Nesses exatos 99 dias de governo Bolsonaro, critiquei a postura do presidente e seus aliados próximos em alguns dos meus artigos. Muito ruído, pouco trabalho. As sucessivas crises geraram um tom de pessimismo em quem acreditava em uma largada fulminante.
Afinal, todos os ventos sopravam a favor do capitão: eleição com confortável margem de votos, a parte mais importante da equipe ministerial respaldada pela população e uma oposição fragilizada. O governo, porém, ficou ancorado no discurso das eleições, refém do "nós contra eles". Prova disso foi a precoce queda da popularidade do presidente, como vemos abaixo.
No campo político, Bolsonaro e sua equipe apostaram em uma estratégia arriscada. Negando a negociação de apoio mediante cargos, foram atrás somente nas frentes parlamentares. Algo inédito pelo menos no sistema brasileiro. Aliás, não só inédito como fadado ao fracasso – diziam renomados cientistas políticos – pela fragilidade das alianças. Não foi por falta de aviso que o modelo não rendeu frutos.
Substituição
Dito e feito: semana passada, Onyx Lorenzoni e Bolsonaro organizaram reuniões com diversos líderes partidários para articular os apoios para a reforma da Previdência. Os encontros começaram na quinta-feira (4) e continuarão durante essa semana.
Na mesma esteira, Paulo Guedes está escalado para receber parlamentares que estejam dispostos a conversar e negociar a aprovação da reforma. Evidentemente, a oposição não está nesse conjunto – o que nos leva a esperar mais serenidade do ministro nas conversas particulares.
Aqui, temos que reconhecer a mudança de postura do governo com relação às negociações. Está claro que Bolsonaro vem iniciando diálogos com partidos para compor uma base aliada ainda inexistente, mesmo reforçando o tão prometido fim do toma lá dá cá.
A mudança de postura do presidente é digna de elogios, apesar de ter chegado tardiamente. Bolsonaro percebeu que o fracasso da reforma previdenciária pode custar seu governo. Mesmo torcendo o nariz, terá que ir de encontro a algumas de suas promessas de campanha.
Ainda é cedo para observarmos avanços concretos na articulação política, mas pelo menos a partir de agora teremos os ingredientes e instrumentos para juntar a massa dos 308 deputados. É como se antes estivéssemos regredindo e agora voltamos à estaca zero.
Sinais, fortes sinais
Após as reuniões da última quinta-feira, Bolsonaro usou as redes sociais para publicizar o sucesso dos encontros. Disse que "tudo ocorreu em alto nível" e "nada se falou sobre cargos", enfatizando que o Executivo e o Legislativo estão unidos por uma causa: a Nova Previdência. O presidente, no entanto, não pediu apoio formal aos partidos.

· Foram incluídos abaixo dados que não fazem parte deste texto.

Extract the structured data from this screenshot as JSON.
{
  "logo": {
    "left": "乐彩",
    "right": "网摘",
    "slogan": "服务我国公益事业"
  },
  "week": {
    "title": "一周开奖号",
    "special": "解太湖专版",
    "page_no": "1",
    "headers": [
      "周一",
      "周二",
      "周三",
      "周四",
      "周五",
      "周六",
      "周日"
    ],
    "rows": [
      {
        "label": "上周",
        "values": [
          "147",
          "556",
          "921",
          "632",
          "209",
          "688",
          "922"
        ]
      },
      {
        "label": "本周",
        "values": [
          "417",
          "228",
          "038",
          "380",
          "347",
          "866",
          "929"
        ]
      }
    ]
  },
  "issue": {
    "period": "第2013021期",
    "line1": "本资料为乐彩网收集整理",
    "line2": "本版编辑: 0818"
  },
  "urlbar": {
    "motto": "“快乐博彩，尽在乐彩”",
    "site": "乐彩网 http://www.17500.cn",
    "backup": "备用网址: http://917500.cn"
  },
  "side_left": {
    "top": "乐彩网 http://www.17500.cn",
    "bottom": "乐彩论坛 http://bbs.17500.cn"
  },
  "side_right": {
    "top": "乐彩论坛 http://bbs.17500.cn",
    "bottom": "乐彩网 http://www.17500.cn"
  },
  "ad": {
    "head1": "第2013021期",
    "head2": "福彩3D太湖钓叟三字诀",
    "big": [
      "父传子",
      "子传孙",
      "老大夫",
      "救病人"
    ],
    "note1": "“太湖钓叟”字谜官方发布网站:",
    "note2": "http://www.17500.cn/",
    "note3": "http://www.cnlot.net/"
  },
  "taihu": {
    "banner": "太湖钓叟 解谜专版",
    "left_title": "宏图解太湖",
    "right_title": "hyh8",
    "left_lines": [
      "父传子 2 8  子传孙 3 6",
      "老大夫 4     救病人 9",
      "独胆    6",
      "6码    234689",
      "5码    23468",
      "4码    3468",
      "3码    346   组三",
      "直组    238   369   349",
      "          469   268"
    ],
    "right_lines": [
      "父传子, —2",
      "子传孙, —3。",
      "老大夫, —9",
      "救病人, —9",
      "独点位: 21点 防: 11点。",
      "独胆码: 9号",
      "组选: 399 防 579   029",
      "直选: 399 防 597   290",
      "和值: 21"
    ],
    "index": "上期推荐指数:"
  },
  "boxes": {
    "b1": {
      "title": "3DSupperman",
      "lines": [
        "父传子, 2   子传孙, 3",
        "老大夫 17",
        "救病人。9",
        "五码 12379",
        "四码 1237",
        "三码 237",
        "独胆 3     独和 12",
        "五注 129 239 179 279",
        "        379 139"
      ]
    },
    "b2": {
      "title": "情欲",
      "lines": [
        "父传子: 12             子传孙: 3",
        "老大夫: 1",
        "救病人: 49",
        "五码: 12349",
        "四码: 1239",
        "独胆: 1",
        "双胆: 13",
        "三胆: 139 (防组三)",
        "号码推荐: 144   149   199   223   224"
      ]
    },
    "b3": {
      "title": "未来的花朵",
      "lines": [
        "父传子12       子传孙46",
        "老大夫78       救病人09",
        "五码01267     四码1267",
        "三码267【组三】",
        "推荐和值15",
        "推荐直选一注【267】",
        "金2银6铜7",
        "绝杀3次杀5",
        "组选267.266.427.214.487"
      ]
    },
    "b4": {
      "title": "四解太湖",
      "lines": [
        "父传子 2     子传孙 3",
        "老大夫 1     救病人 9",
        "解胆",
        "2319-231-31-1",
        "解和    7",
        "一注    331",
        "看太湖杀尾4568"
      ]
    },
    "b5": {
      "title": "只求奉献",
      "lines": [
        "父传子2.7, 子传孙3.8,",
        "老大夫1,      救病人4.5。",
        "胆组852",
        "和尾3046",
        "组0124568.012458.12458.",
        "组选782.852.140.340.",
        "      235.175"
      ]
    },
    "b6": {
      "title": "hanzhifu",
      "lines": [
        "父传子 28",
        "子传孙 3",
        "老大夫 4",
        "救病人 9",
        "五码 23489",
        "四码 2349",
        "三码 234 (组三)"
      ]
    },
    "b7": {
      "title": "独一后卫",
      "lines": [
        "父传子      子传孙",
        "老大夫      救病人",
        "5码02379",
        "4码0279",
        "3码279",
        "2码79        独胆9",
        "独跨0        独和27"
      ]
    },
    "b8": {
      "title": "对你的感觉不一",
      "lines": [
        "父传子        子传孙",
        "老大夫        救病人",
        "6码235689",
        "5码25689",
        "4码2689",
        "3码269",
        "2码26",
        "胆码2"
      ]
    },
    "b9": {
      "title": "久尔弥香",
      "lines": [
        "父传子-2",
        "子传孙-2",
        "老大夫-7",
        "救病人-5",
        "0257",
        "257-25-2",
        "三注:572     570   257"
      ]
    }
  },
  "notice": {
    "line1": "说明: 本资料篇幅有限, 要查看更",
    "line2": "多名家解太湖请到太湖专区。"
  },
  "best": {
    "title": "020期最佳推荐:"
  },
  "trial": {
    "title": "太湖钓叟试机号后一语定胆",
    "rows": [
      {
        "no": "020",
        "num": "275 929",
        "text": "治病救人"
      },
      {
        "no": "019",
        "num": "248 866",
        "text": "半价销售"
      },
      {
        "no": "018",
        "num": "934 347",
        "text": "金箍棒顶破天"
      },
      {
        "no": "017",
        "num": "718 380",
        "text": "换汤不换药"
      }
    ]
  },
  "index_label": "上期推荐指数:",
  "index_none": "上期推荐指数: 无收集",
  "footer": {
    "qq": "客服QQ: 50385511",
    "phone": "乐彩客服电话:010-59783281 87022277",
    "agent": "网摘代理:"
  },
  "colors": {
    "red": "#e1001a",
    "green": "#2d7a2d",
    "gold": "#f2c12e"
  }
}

Na outra ponta, caciques das siglas também sinalizaram que as reuniões foram positivas. Gilberto Kassab (PSD) afirmou que seu partido terá "boa vontade" para aprovar a reforma, ACM Neto (DEM) disse que seu partido cogita integrar a base aliada do governo, Geraldo Alckmin (PSDB) e Baleia Rossi (MDB) anunciaram que as respectivas legendas apoiam (com ressalvas) a reforma, mas continuarão independentes ao governo e Marcos Pereira (PRB) afirmou que haverá dois conselhos políticos – ideia do Planalto – para intermediar as negociações e ouvir as demandas de deputados.
Os conselhos funcionariam da seguinte maneira: os dois grupos – um com os presidentes das siglas e o outro com líderes do Congresso – se reuniriam a cada 15 dias, sendo recebidos ora pelo próprio presidente, ora pelo ministro-chefe da Casa Civil, Onyx Lorenzoni. As visitas teriam como objetivo ouvir as demandas do Legislativo e alinhar votações nas casas.
Desidratação
O conselho político é uma alternativa interessante para aproximar os partidos sem oferecer cargos em um primeiro momento. Já há, porém, um entendimento no Planalto que a indicação de deputados para algumas áreas do governo será, naturalmente, o passo seguinte a essa aproximação. Bolsonaro só não deve permitir a "porteira fechada" – no jargão político, seria a entrega total de um ministério, estatal ou autarquia para somente uma legenda.
De qualquer forma, a maior preocupação com a reforma da Previdência ainda é o timing da tramitação e a desidratação da proposta. A segunda questão é mais sensível que a primeira. Paulo Guedes, por exemplo, já jogou a toalha sobre o BPC e a aposentadoria rural, que devem ser cortados na comissão especial. O sistema de capitalização também está em risco – se cair, a Previdência volta a ser um problemão para o médio-longo prazo. Pelo menos, o governo agora conseguiu achar um norte que o possibilite maior protagonismo no Congresso.